We are otherwise enjoying our time here. It has been a relaxed time. Yesterday, I ran in the morning, but otherwise, we didn’t budge from the house until 2:30 in the afternoon, when we drove down the LZ 1 a few kilometers to the Cactus Garden at Guatiza.

This was another project of César Manrique, the artist-architect who renovated the Mirador del Río centre, the spectacular look-out point we visited our first full day here. The garden was built in a shallow quarry dug to source minerals needed for growing prickly pears. The cacti are used to host cochineal insects, which are cultivated to make red dye. The garden is surrounded by one of the biggest cactus plantations on the island. (Cacti are also farmed here for aloe.)
                                

It includes approximately 4,500 specimens of 450 different species of 13 families of cacti from five continents – or so says at the website.

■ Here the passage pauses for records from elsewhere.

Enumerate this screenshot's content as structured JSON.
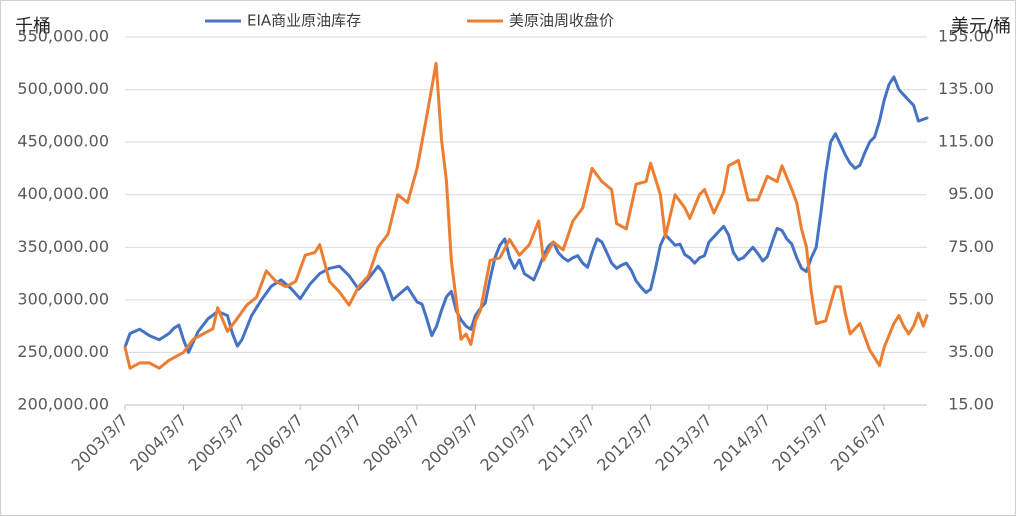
{
  "chart_data": {
    "type": "line",
    "title": "",
    "left_axis": {
      "unit_label": "千桶",
      "ylim": [
        200000,
        550000
      ],
      "ticks": [
        "200,000.00",
        "250,000.00",
        "300,000.00",
        "350,000.00",
        "400,000.00",
        "450,000.00",
        "500,000.00",
        "550,000.00"
      ]
    },
    "right_axis": {
      "unit_label": "美元/桶",
      "ylim": [
        15,
        155
      ],
      "ticks": [
        "15.00",
        "35.00",
        "55.00",
        "75.00",
        "95.00",
        "115.00",
        "135.00",
        "155.00"
      ]
    },
    "x_axis": {
      "range": [
        "2003/3/7",
        "2016/11/30"
      ],
      "tick_labels": [
        "2003/3/7",
        "2004/3/7",
        "2005/3/7",
        "2006/3/7",
        "2007/3/7",
        "2008/3/7",
        "2009/3/7",
        "2010/3/7",
        "2011/3/7",
        "2012/3/7",
        "2013/3/7",
        "2014/3/7",
        "2015/3/7",
        "2016/3/7"
      ]
    },
    "grid": "horizontal",
    "legend_position": "top",
    "series": [
      {
        "name": "EIA商业原油库存",
        "axis": "left",
        "color": "#4472C4",
        "points": [
          [
            "2003/3/7",
            255000
          ],
          [
            "2003/4/7",
            268000
          ],
          [
            "2003/6/7",
            272000
          ],
          [
            "2003/8/7",
            266000
          ],
          [
            "2003/10/7",
            262000
          ],
          [
            "2003/12/7",
            268000
          ],
          [
            "2004/1/7",
            273000
          ],
          [
            "2004/2/7",
            276000
          ],
          [
            "2004/3/7",
            262000
          ],
          [
            "2004/4/7",
            250000
          ],
          [
            "2004/6/7",
            270000
          ],
          [
            "2004/8/7",
            282000
          ],
          [
            "2004/10/7",
            289000
          ],
          [
            "2004/12/7",
            285000
          ],
          [
            "2005/1/7",
            268000
          ],
          [
            "2005/2/7",
            256000
          ],
          [
            "2005/3/7",
            262000
          ],
          [
            "2005/5/7",
            285000
          ],
          [
            "2005/7/7",
            300000
          ],
          [
            "2005/9/7",
            313000
          ],
          [
            "2005/11/7",
            319000
          ],
          [
            "2006/1/7",
            311000
          ],
          [
            "2006/3/7",
            301000
          ],
          [
            "2006/5/7",
            315000
          ],
          [
            "2006/7/7",
            325000
          ],
          [
            "2006/9/7",
            330000
          ],
          [
            "2006/11/7",
            332000
          ],
          [
            "2007/1/7",
            323000
          ],
          [
            "2007/3/7",
            310000
          ],
          [
            "2007/5/7",
            320000
          ],
          [
            "2007/7/7",
            332000
          ],
          [
            "2007/8/7",
            326000
          ],
          [
            "2007/10/7",
            300000
          ],
          [
            "2007/12/7",
            308000
          ],
          [
            "2008/1/7",
            312000
          ],
          [
            "2008/3/7",
            298000
          ],
          [
            "2008/4/7",
            296000
          ],
          [
            "2008/5/7",
            282000
          ],
          [
            "2008/6/7",
            266000
          ],
          [
            "2008/7/7",
            275000
          ],
          [
            "2008/8/7",
            290000
          ],
          [
            "2008/9/7",
            303000
          ],
          [
            "2008/10/7",
            308000
          ],
          [
            "2008/11/7",
            290000
          ],
          [
            "2008/12/7",
            281000
          ],
          [
            "2009/1/7",
            275000
          ],
          [
            "2009/2/7",
            272000
          ],
          [
            "2009/3/7",
            285000
          ],
          [
            "2009/4/7",
            292000
          ],
          [
            "2009/5/7",
            297000
          ],
          [
            "2009/6/7",
            320000
          ],
          [
            "2009/7/7",
            340000
          ],
          [
            "2009/8/7",
            352000
          ],
          [
            "2009/9/7",
            358000
          ],
          [
            "2009/10/7",
            340000
          ],
          [
            "2009/11/7",
            330000
          ],
          [
            "2009/12/7",
            338000
          ],
          [
            "2010/1/7",
            325000
          ],
          [
            "2010/3/7",
            319000
          ],
          [
            "2010/4/7",
            330000
          ],
          [
            "2010/5/7",
            342000
          ],
          [
            "2010/6/7",
            351000
          ],
          [
            "2010/7/7",
            355000
          ],
          [
            "2010/8/7",
            345000
          ],
          [
            "2010/9/7",
            340000
          ],
          [
            "2010/10/7",
            337000
          ],
          [
            "2010/11/7",
            340000
          ],
          [
            "2010/12/7",
            342000
          ],
          [
            "2011/1/7",
            335000
          ],
          [
            "2011/2/7",
            331000
          ],
          [
            "2011/3/7",
            345000
          ],
          [
            "2011/4/7",
            358000
          ],
          [
            "2011/5/7",
            355000
          ],
          [
            "2011/6/7",
            345000
          ],
          [
            "2011/7/7",
            335000
          ],
          [
            "2011/8/7",
            330000
          ],
          [
            "2011/9/7",
            333000
          ],
          [
            "2011/10/7",
            335000
          ],
          [
            "2011/11/7",
            328000
          ],
          [
            "2011/12/7",
            318000
          ],
          [
            "2012/1/7",
            312000
          ],
          [
            "2012/2/7",
            307000
          ],
          [
            "2012/3/7",
            310000
          ],
          [
            "2012/4/7",
            330000
          ],
          [
            "2012/5/7",
            352000
          ],
          [
            "2012/6/7",
            362000
          ],
          [
            "2012/7/7",
            357000
          ],
          [
            "2012/8/7",
            352000
          ],
          [
            "2012/9/7",
            353000
          ],
          [
            "2012/10/7",
            343000
          ],
          [
            "2012/11/7",
            340000
          ],
          [
            "2012/12/7",
            335000
          ],
          [
            "2013/1/7",
            340000
          ],
          [
            "2013/2/7",
            342000
          ],
          [
            "2013/3/7",
            355000
          ],
          [
            "2013/4/7",
            360000
          ],
          [
            "2013/5/7",
            365000
          ],
          [
            "2013/6/7",
            370000
          ],
          [
            "2013/7/7",
            362000
          ],
          [
            "2013/8/7",
            345000
          ],
          [
            "2013/9/7",
            338000
          ],
          [
            "2013/10/7",
            340000
          ],
          [
            "2013/11/7",
            345000
          ],
          [
            "2013/12/7",
            350000
          ],
          [
            "2014/1/7",
            344000
          ],
          [
            "2014/2/7",
            337000
          ],
          [
            "2014/3/7",
            341000
          ],
          [
            "2014/4/7",
            355000
          ],
          [
            "2014/5/7",
            368000
          ],
          [
            "2014/6/7",
            366000
          ],
          [
            "2014/7/7",
            358000
          ],
          [
            "2014/8/7",
            353000
          ],
          [
            "2014/9/7",
            340000
          ],
          [
            "2014/10/7",
            330000
          ],
          [
            "2014/11/7",
            327000
          ],
          [
            "2014/12/7",
            340000
          ],
          [
            "2015/1/7",
            350000
          ],
          [
            "2015/2/7",
            385000
          ],
          [
            "2015/3/7",
            420000
          ],
          [
            "2015/4/7",
            450000
          ],
          [
            "2015/5/7",
            458000
          ],
          [
            "2015/6/7",
            448000
          ],
          [
            "2015/7/7",
            438000
          ],
          [
            "2015/8/7",
            430000
          ],
          [
            "2015/9/7",
            425000
          ],
          [
            "2015/10/7",
            428000
          ],
          [
            "2015/11/7",
            440000
          ],
          [
            "2015/12/7",
            450000
          ],
          [
            "2016/1/7",
            455000
          ],
          [
            "2016/2/7",
            470000
          ],
          [
            "2016/3/7",
            490000
          ],
          [
            "2016/4/7",
            505000
          ],
          [
            "2016/5/7",
            512000
          ],
          [
            "2016/6/7",
            500000
          ],
          [
            "2016/7/7",
            495000
          ],
          [
            "2016/8/7",
            490000
          ],
          [
            "2016/9/7",
            485000
          ],
          [
            "2016/10/7",
            470000
          ],
          [
            "2016/11/30",
            473000
          ]
        ]
      },
      {
        "name": "美原油周收盘价",
        "axis": "right",
        "color": "#ED7D31",
        "points": [
          [
            "2003/3/7",
            37
          ],
          [
            "2003/4/7",
            29
          ],
          [
            "2003/6/7",
            31
          ],
          [
            "2003/8/7",
            31
          ],
          [
            "2003/10/7",
            29
          ],
          [
            "2003/12/7",
            32
          ],
          [
            "2004/3/7",
            35
          ],
          [
            "2004/5/7",
            40
          ],
          [
            "2004/7/7",
            42
          ],
          [
            "2004/9/7",
            44
          ],
          [
            "2004/10/7",
            52
          ],
          [
            "2004/12/7",
            43
          ],
          [
            "2005/2/7",
            48
          ],
          [
            "2005/4/7",
            53
          ],
          [
            "2005/6/7",
            56
          ],
          [
            "2005/8/7",
            66
          ],
          [
            "2005/10/7",
            62
          ],
          [
            "2005/12/7",
            60
          ],
          [
            "2006/2/7",
            62
          ],
          [
            "2006/4/7",
            72
          ],
          [
            "2006/6/7",
            73
          ],
          [
            "2006/7/7",
            76
          ],
          [
            "2006/9/7",
            62
          ],
          [
            "2006/11/7",
            58
          ],
          [
            "2007/1/7",
            53
          ],
          [
            "2007/3/7",
            60
          ],
          [
            "2007/5/7",
            64
          ],
          [
            "2007/7/7",
            75
          ],
          [
            "2007/9/7",
            80
          ],
          [
            "2007/11/7",
            95
          ],
          [
            "2008/1/7",
            92
          ],
          [
            "2008/3/7",
            105
          ],
          [
            "2008/5/7",
            125
          ],
          [
            "2008/7/4",
            145
          ],
          [
            "2008/8/7",
            116
          ],
          [
            "2008/9/7",
            100
          ],
          [
            "2008/10/7",
            70
          ],
          [
            "2008/11/7",
            55
          ],
          [
            "2008/12/7",
            40
          ],
          [
            "2009/1/7",
            42
          ],
          [
            "2009/2/7",
            38
          ],
          [
            "2009/3/7",
            47
          ],
          [
            "2009/4/7",
            51
          ],
          [
            "2009/6/7",
            70
          ],
          [
            "2009/8/7",
            71
          ],
          [
            "2009/10/7",
            78
          ],
          [
            "2009/12/7",
            72
          ],
          [
            "2010/2/7",
            76
          ],
          [
            "2010/4/7",
            85
          ],
          [
            "2010/5/7",
            70
          ],
          [
            "2010/7/7",
            77
          ],
          [
            "2010/9/7",
            74
          ],
          [
            "2010/11/7",
            85
          ],
          [
            "2011/1/7",
            90
          ],
          [
            "2011/3/7",
            105
          ],
          [
            "2011/5/7",
            100
          ],
          [
            "2011/7/7",
            97
          ],
          [
            "2011/8/7",
            84
          ],
          [
            "2011/10/7",
            82
          ],
          [
            "2011/12/7",
            99
          ],
          [
            "2012/2/7",
            100
          ],
          [
            "2012/3/7",
            107
          ],
          [
            "2012/5/7",
            95
          ],
          [
            "2012/6/7",
            79
          ],
          [
            "2012/8/7",
            95
          ],
          [
            "2012/10/7",
            90
          ],
          [
            "2012/11/7",
            86
          ],
          [
            "2013/1/7",
            95
          ],
          [
            "2013/2/7",
            97
          ],
          [
            "2013/4/7",
            88
          ],
          [
            "2013/6/7",
            96
          ],
          [
            "2013/7/7",
            106
          ],
          [
            "2013/9/7",
            108
          ],
          [
            "2013/11/7",
            93
          ],
          [
            "2014/1/7",
            93
          ],
          [
            "2014/3/7",
            102
          ],
          [
            "2014/5/7",
            100
          ],
          [
            "2014/6/7",
            106
          ],
          [
            "2014/8/7",
            97
          ],
          [
            "2014/9/7",
            92
          ],
          [
            "2014/10/7",
            82
          ],
          [
            "2014/11/7",
            75
          ],
          [
            "2014/12/7",
            58
          ],
          [
            "2015/1/7",
            46
          ],
          [
            "2015/3/7",
            47
          ],
          [
            "2015/5/7",
            60
          ],
          [
            "2015/6/7",
            60
          ],
          [
            "2015/7/7",
            50
          ],
          [
            "2015/8/7",
            42
          ],
          [
            "2015/10/7",
            46
          ],
          [
            "2015/11/7",
            41
          ],
          [
            "2015/12/7",
            36
          ],
          [
            "2016/1/7",
            33
          ],
          [
            "2016/2/7",
            30
          ],
          [
            "2016/3/7",
            37
          ],
          [
            "2016/5/7",
            46
          ],
          [
            "2016/6/7",
            49
          ],
          [
            "2016/7/7",
            45
          ],
          [
            "2016/8/7",
            42
          ],
          [
            "2016/9/7",
            45
          ],
          [
            "2016/10/7",
            50
          ],
          [
            "2016/11/7",
            45
          ],
          [
            "2016/11/30",
            49
          ]
        ]
      }
    ]
  }
}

The garden is beautifully designed and maintained. Manrique was involved in every aspect of design. Even the graphics denoting male and female at the entrances to the washrooms are in his trademark style – and leave no doubt about which gender goes where.



Karen and I spent a couple of hours wandering about the place – and it’s not that large – marvelling at the variety and weirdness of the forms. Many of them we had seen before, some in the wild in Arizona, but many were new and bizarre. Cacti are great photo subjects, studies in pattern and repetition. I took a gazillion pictures, some of which I’ll post here, some on Facebook, perhaps. Karen took quite a few too, looking for images to transform into embroidery projects. It was the picture taking as much as the looking that kept us there so long.






Compared to other places we’ve been on the island, there were lots of tourists: Germans, Brits, French, Spanish. At least one bus tour pulled in while we were there. But the place didn’t seem that crowded. This is a great time of year to be in the Canaries. I’m not sure when high season is here – I would have thought right about now, but everywhere we’ve gone, it has been very uncrowded. Of course, we haven’t been down the south end of the island yet, where all the beach resorts are.

After the cactus garden we drove to Orzola, the tiny port town at the northern tip of the island, from which the ferry to Graciosa leaves. The purpose of the drive was more to find a way into the wild volcanic landscape in the Malpaís de la Corona – the badlands of Corona, the wasteland of piled laval boulders, cacti and succulents between Orzola and Jameos del Agua in the south (which is just north of us.) I’m desperate to photograph it. It was formed by centuries-old eruptions of Monte Corona, just to the west. We were unsuccessful. A tiny road shown on our otherwise ecellent map has disappeared, or was never there. We have a new strategy for finding a way in today. We’ll see.